You're also overlooking the significance of a recent occurrence. The Republicans have an unforeseen opportunity to repeal Obamacare. Obamacare will be replaced with something else. And within that something else, what we know as Medicare, will be integrated under the new rules.

Younger people will become accustomed to the new universal plan and it's cost. The cost will be incorporated into future retirees budgets. One's car insurance premium doesn't go away when you retire, and neither will your healthcare insurance premium under this scenario. It's quite ingenious if you think about it.

It's getting more difficult in this thread to separate the ideological political rants, from practical analysis of future scenarios, that seniors may encounter with healthcare. Not sure where you fall on the spectrum.
Just did some more digging. The CBPP is known to be a progressive leaning organization. Of course they're going to embellish the negatives of any plan of Paul Ryan's.
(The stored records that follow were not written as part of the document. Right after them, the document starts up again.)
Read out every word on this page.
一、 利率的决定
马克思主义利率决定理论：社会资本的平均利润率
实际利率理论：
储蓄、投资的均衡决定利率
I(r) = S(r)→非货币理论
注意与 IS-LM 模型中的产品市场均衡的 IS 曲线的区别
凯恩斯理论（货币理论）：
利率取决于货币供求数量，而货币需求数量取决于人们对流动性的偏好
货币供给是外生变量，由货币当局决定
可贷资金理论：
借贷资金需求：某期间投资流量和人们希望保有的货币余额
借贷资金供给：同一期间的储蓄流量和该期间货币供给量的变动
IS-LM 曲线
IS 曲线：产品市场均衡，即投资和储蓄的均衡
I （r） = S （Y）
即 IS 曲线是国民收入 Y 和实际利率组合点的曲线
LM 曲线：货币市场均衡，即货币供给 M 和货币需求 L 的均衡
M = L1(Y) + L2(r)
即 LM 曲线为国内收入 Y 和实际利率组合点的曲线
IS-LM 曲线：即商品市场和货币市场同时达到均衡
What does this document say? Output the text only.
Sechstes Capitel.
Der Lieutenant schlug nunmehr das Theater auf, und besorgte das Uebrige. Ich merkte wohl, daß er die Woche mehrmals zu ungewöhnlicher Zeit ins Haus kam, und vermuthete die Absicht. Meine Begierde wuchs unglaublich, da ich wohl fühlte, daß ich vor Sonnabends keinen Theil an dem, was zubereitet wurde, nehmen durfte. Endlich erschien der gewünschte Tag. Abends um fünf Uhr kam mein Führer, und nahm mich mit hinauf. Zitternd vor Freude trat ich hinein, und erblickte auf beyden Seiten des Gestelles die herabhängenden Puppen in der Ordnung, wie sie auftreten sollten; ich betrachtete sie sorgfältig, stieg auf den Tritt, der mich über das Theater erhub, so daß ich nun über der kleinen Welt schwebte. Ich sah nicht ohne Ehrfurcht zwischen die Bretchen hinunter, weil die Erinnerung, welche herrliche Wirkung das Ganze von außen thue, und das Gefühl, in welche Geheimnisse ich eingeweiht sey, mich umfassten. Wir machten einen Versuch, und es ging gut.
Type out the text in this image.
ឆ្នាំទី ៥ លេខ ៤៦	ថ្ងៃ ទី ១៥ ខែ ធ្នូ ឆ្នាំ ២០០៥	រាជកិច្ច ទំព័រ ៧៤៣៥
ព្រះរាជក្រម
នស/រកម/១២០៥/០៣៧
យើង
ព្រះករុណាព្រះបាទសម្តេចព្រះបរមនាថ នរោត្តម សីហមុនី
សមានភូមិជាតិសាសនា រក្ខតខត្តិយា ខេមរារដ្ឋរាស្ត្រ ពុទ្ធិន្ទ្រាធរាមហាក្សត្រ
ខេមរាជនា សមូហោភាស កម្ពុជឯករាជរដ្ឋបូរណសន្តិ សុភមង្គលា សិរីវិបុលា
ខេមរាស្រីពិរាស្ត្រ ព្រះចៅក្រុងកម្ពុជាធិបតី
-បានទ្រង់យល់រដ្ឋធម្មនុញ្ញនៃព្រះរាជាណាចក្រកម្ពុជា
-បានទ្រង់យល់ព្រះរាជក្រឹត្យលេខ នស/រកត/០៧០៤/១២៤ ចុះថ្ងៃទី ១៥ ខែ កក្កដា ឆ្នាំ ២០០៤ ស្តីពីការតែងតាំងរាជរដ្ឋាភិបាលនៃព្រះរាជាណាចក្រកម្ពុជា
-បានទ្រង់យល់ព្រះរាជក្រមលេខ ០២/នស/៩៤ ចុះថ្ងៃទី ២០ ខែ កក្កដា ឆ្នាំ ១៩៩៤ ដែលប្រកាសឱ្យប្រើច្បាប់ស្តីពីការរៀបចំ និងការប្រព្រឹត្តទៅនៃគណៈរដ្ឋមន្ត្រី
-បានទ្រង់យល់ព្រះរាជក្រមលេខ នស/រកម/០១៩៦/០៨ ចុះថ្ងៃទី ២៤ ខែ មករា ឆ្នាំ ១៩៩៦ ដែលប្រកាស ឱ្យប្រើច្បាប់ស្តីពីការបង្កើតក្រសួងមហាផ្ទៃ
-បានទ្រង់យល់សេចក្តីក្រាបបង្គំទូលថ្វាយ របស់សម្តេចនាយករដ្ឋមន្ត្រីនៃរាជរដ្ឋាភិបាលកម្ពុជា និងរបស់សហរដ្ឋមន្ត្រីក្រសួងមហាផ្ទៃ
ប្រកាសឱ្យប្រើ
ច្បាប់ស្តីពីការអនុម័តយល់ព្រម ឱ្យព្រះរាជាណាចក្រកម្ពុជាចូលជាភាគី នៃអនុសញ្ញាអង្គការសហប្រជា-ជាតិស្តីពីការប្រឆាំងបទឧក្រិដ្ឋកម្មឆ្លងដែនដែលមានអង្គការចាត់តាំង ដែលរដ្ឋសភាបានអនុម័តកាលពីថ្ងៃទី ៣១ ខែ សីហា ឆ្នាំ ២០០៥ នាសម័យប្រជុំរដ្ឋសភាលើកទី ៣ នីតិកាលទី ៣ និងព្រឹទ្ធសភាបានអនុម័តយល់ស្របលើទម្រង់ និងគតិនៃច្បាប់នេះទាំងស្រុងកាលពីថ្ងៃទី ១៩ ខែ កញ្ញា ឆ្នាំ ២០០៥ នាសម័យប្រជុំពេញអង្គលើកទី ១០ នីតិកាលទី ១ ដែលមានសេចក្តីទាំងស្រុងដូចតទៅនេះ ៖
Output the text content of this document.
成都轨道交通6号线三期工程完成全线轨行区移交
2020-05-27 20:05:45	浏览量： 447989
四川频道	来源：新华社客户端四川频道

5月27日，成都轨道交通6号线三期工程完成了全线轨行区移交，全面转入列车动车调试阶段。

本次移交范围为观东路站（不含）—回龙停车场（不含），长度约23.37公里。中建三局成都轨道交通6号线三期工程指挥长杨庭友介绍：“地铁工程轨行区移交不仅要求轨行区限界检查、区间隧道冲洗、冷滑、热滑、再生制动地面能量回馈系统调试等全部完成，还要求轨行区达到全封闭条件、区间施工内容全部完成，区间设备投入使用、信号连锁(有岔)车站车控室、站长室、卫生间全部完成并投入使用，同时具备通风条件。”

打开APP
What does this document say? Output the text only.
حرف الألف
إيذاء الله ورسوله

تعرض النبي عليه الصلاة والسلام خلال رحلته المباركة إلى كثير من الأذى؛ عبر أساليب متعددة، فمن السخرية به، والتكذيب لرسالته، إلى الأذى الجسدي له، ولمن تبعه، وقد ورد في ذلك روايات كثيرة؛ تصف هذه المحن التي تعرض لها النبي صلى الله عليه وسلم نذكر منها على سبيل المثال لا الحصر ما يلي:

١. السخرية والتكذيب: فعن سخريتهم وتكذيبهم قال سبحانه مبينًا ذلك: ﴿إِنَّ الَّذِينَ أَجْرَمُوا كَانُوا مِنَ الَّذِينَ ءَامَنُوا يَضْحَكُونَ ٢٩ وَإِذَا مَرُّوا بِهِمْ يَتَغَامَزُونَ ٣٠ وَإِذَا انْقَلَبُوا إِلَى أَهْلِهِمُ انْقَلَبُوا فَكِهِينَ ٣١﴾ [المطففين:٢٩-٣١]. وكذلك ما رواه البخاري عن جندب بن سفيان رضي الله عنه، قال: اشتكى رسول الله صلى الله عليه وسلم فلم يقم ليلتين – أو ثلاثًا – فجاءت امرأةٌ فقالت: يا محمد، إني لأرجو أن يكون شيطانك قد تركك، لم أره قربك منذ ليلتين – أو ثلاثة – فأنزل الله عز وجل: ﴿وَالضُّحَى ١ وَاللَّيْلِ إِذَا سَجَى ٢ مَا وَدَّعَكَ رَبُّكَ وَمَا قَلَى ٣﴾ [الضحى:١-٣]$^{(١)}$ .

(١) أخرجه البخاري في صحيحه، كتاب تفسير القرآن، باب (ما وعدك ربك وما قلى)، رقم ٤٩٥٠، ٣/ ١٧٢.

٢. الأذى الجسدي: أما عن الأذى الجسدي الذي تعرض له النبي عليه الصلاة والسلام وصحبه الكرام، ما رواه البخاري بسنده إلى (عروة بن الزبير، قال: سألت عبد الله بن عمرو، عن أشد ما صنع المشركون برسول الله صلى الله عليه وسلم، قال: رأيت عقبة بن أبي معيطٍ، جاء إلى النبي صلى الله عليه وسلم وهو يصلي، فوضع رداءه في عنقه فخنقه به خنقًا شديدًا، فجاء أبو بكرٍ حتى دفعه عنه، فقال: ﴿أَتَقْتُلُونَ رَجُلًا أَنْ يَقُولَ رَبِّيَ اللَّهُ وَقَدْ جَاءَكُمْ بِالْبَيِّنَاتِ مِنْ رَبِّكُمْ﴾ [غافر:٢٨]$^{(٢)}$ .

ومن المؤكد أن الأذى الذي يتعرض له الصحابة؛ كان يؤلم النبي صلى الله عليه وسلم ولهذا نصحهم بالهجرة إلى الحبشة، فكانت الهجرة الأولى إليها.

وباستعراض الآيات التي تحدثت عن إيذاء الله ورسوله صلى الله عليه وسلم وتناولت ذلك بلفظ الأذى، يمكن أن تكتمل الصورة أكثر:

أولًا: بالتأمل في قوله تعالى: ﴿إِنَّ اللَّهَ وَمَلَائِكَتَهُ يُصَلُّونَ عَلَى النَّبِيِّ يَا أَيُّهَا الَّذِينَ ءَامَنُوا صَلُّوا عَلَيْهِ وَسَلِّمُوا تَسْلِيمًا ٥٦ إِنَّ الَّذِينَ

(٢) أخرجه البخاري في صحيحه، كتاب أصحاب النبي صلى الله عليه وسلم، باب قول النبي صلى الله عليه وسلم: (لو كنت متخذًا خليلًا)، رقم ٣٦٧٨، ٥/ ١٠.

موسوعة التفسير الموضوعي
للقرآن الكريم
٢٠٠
For what it's worth, I'm a moderate Republican, and NOT a fan of Paul Ryan. I do however resent some of the unnecessary fear mongering going on in this thread.
 
Old 11-18-2016, 11:41 PM
 
Location: Living rent free in your head
31,071 posts, read 13,598,798 times
Reputation: 22130
Quote:
Originally Posted by BLS2753 View Post
Just did some more digging. The CBPP is known to be a progressive leaning organization. Of course they're going to embellish the negatives of any plan of Paul Ryan's. For what it's worth, I'm a moderate Republican, and NOT a fan of Paul Ryan. I do however resent some of the unnecessary fear mongering going on in this thread.
You can dismiss it as being "progressive leaning" but that doesn't really add to the discussion. It would be more helpful if you pointed out specific areas where you think they are incorrect. Did you look at the end note sources?
 
Old 11-18-2016, 11:48 PM
 
Location: Chesapeake Bay
6,048 posts, read 3,872,797 times
Reputation: 3502
Quote:
Originally Posted by BLS2753 View Post
Just did some more digging. The CBPP is known to be a progressive leaning organization. Of course they're going to embellish the negatives of any plan of Paul Ryan's.

For what it's worth, I'm a moderate Republican, and NOT a fan of Paul Ryan. I do however resent some of the unnecessary fear mongering going on in this thread.
Are there any positives?

The only option for most retirees is to opt out and go to ER should Ryan's plan pass. And with that total chaos becomes the next step. Nationwide.